Since the cyber attack on our business in October 2015, TalkTalk has been determined to share what we learnt from our own experiences with other businesses, consumers and policy makers. Speaking at the Telegraph Cyber Security Conference on 25 May, TalkTalk Director of Corporate Affairs and Regulation, Jessica Lennard, set out what she learnt from our attack, how other businesses can learn from it and what changes are needed to better protect British consumers. You can watch the full video below, but key themes included:
The need for greater transparency: Questioned on TalkTalk’s decision to go public about the attack, Jessica stressed the need for greater transparency in the fight against cyber crime. Being open with customers is not without consequences, but our experience has shown that it pays dividends over time. The business has higher customer brand loyalty scores and consideration than before the attack. Jessica challenged the notion that staying quiet is the best way to protect a business and its reputation.

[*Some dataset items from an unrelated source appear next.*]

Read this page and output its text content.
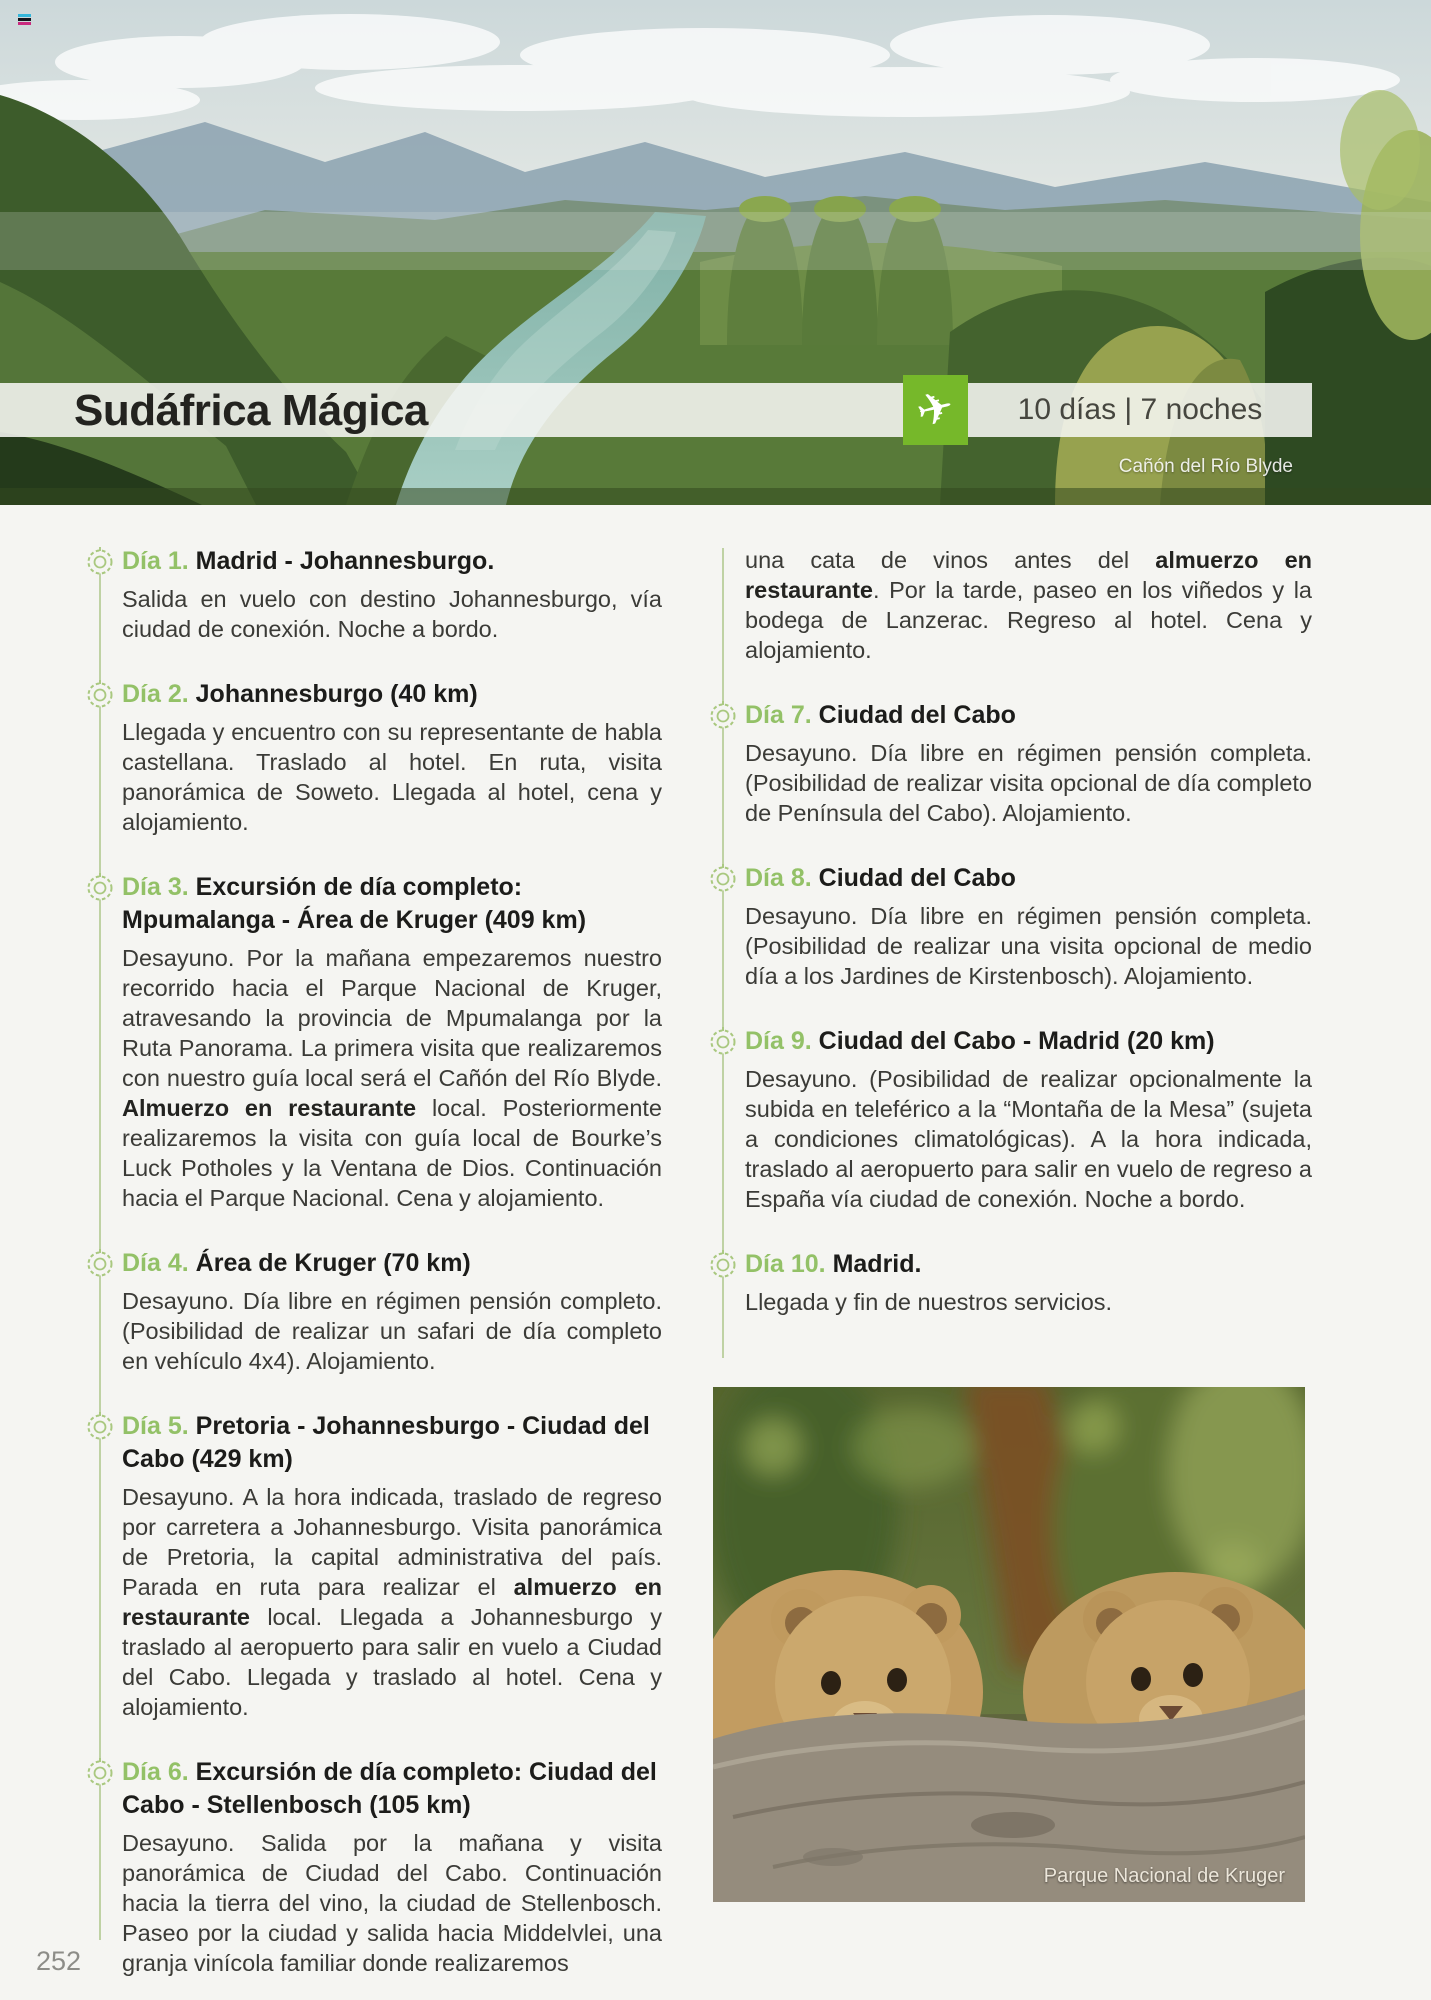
Sudáfrica Mágica	✈ 10 días | 7 noches
Cañón del Río Blyde

Día 1. Madrid - Johannesburgo.

Salida en vuelo con destino Johannesburgo, vía ciudad de conexión. Noche a bordo.

Día 2. Johannesburgo (40 km)

Llegada y encuentro con su representante de habla castellana. Traslado al hotel. En ruta, visita panorámica de Soweto. Llegada al hotel, cena y alojamiento.

Día 3. Excursión de día completo: Mpumalanga - Área de Kruger (409 km)

Desayuno. Por la mañana empezaremos nuestro recorrido hacia el Parque Nacional de Kruger, atravesando la provincia de Mpumalanga por la Ruta Panorama. La primera visita que realizaremos con nuestro guía local será el Cañón del Río Blyde. Almuerzo en restaurante local. Posteriormente realizaremos la visita con guía local de Bourke’s Luck Potholes y la Ventana de Dios. Continuación hacia el Parque Nacional. Cena y alojamiento.

Día 4. Área de Kruger (70 km)

Desayuno. Día libre en régimen pensión completo. (Posibilidad de realizar un safari de día completo en vehículo 4x4). Alojamiento.

Día 5. Pretoria - Johannesburgo - Ciudad del Cabo (429 km)

Desayuno. A la hora indicada, traslado de regreso por carretera a Johannesburgo. Visita panorámica de Pretoria, la capital administrativa del país. Parada en ruta para realizar el almuerzo en restaurante local. Llegada a Johannesburgo y traslado al aeropuerto para salir en vuelo a Ciudad del Cabo. Llegada y traslado al hotel. Cena y alojamiento.

Día 6. Excursión de día completo: Ciudad del Cabo - Stellenbosch (105 km)

Desayuno. Salida por la mañana y visita panorámica de Ciudad del Cabo. Continuación hacia la tierra del vino, la ciudad de Stellenbosch. Paseo por la ciudad y salida hacia Middelvlei, una granja vinícola familiar donde realizaremos

una cata de vinos antes del almuerzo en restaurante. Por la tarde, paseo en los viñedos y la bodega de Lanzerac. Regreso al hotel. Cena y alojamiento.

Día 7. Ciudad del Cabo

Desayuno. Día libre en régimen pensión completa. (Posibilidad de realizar visita opcional de día completo de Península del Cabo). Alojamiento.

Día 8. Ciudad del Cabo

Desayuno. Día libre en régimen pensión completa. (Posibilidad de realizar una visita opcional de medio día a los Jardines de Kirstenbosch). Alojamiento.

Día 9. Ciudad del Cabo - Madrid (20 km)

Desayuno. (Posibilidad de realizar opcionalmente la subida en teleférico a la “Montaña de la Mesa” (sujeta a condiciones climatológicas). A la hora indicada, traslado al aeropuerto para salir en vuelo de regreso a España vía ciudad de conexión. Noche a bordo.

Día 10. Madrid.

Llegada y fin de nuestros servicios.

Parque Nacional de Kruger
252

The need to ask the right questions: Jessica argued that boards needed to change how they manage cyber risks. She said all too often boards ask ‘are we safe?’ and looked for binary ‘yes/no’ answers from security teams. The only way to be entirely safe is not to trade online. Instead, boards should be asking ‘what risks are we taking and how do we minimise those?’. This allows us to truly understand the nature of the external threats we face – and take action to protect ourselves and our customers.
Cyber security as a business, not security, issue: There is always more data, in more places, than you would want. And as a complex, technical area, it’s more likely to be dealt within a silo by tech or IT departments, than properly understood and mitigated across the whole company. Jessica set out how TalkTalk has made a comprehensive effort since last year to truly embed security in everything we do.
The need for legislative change: Jessica argued that legislative change is needed to better protect businesses and customers. Government data shows 9 in 10 organisations have suffered a successful cyber attack, but in most cases, legislation doesn’t require them to tell regulators or customers. That facilitates a culture of cover up which threatens to undermine consumer confidence in the digital economy. Jessica set out the case for the mandatory reporting of successful attacks to drive a culture change in how Britain manages cyber risks.